On the other hand, it was impossible to not get personal with Jesus the Pure (as he was blond) and Jesus the Dark (who was a bit mangy looking). They lived in the hallways on separate floors. They were drawn together like magnets. They constantly fought and had to be pulled apart. Depending on who interrupted their epic battle, one or the other and sometimes both got thrown outside. They would fly at each other and use fists, feet and teeth. They never said a word as they delivered and received punches that knocked holes into walls, shattered glass and broke stairway banisters. Neither ever preached nor sang the gospels in the presence or absence of the other. My guess was that the forces of light and dark was really an on-going universal struggle.
Later, I discovered, “For F**** sake keep Jesus out” written on the walls, just as I opened the door for a visitor. Under that somebody had scrawled, “Which one?” More written, “They both can go to hell”. The visitor and I stared at the wall. I had a nagging sense she thought I had wrote it. I was an 22 year old colored woman far from my Southern Los Angeles home and the very racist, newly integrating America.

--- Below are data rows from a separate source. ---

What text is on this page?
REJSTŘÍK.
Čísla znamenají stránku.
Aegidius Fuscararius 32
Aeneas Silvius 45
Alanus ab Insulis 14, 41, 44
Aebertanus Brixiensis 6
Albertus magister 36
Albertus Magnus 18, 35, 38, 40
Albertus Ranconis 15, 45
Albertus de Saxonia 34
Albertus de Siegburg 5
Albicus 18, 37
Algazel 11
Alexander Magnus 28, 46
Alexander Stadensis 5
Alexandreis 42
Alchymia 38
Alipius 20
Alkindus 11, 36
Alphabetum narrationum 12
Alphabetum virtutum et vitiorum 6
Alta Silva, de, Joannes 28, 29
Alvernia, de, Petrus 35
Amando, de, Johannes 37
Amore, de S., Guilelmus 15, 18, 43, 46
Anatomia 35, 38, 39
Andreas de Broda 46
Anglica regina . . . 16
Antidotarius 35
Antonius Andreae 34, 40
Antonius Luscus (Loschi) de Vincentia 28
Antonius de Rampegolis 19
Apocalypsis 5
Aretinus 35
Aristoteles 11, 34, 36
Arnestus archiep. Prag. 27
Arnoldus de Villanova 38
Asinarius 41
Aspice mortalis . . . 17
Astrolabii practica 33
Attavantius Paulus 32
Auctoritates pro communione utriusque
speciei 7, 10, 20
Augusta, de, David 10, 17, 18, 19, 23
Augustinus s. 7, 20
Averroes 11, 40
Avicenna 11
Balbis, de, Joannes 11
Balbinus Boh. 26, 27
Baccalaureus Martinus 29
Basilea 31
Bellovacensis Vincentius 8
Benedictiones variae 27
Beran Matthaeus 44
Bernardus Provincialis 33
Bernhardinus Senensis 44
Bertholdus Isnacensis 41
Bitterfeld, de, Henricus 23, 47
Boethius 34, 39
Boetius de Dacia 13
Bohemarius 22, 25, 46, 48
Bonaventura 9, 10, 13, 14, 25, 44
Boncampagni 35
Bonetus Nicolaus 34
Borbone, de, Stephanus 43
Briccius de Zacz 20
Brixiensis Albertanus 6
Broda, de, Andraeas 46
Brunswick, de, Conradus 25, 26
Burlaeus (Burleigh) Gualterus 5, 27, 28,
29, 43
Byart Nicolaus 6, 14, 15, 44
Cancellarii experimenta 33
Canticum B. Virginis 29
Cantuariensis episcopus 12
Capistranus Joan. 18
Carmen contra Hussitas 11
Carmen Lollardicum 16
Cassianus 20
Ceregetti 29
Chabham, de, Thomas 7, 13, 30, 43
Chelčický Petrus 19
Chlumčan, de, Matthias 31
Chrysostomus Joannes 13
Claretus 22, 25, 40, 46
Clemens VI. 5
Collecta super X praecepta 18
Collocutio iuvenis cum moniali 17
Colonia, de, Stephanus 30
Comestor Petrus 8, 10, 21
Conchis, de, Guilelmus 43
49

I wonder how these two very specific memories serve me. What are the lessons? Are they worth keeping or sweeping? Am I in the throes of another individuation process? I survived the parallel journeys from girl, maiden to crone and colored to black to American of African descent. As an Elder, I am racing towards the finish line to get to my fullest humanity. I am going into a deeper space. I pray to enjoy and remember.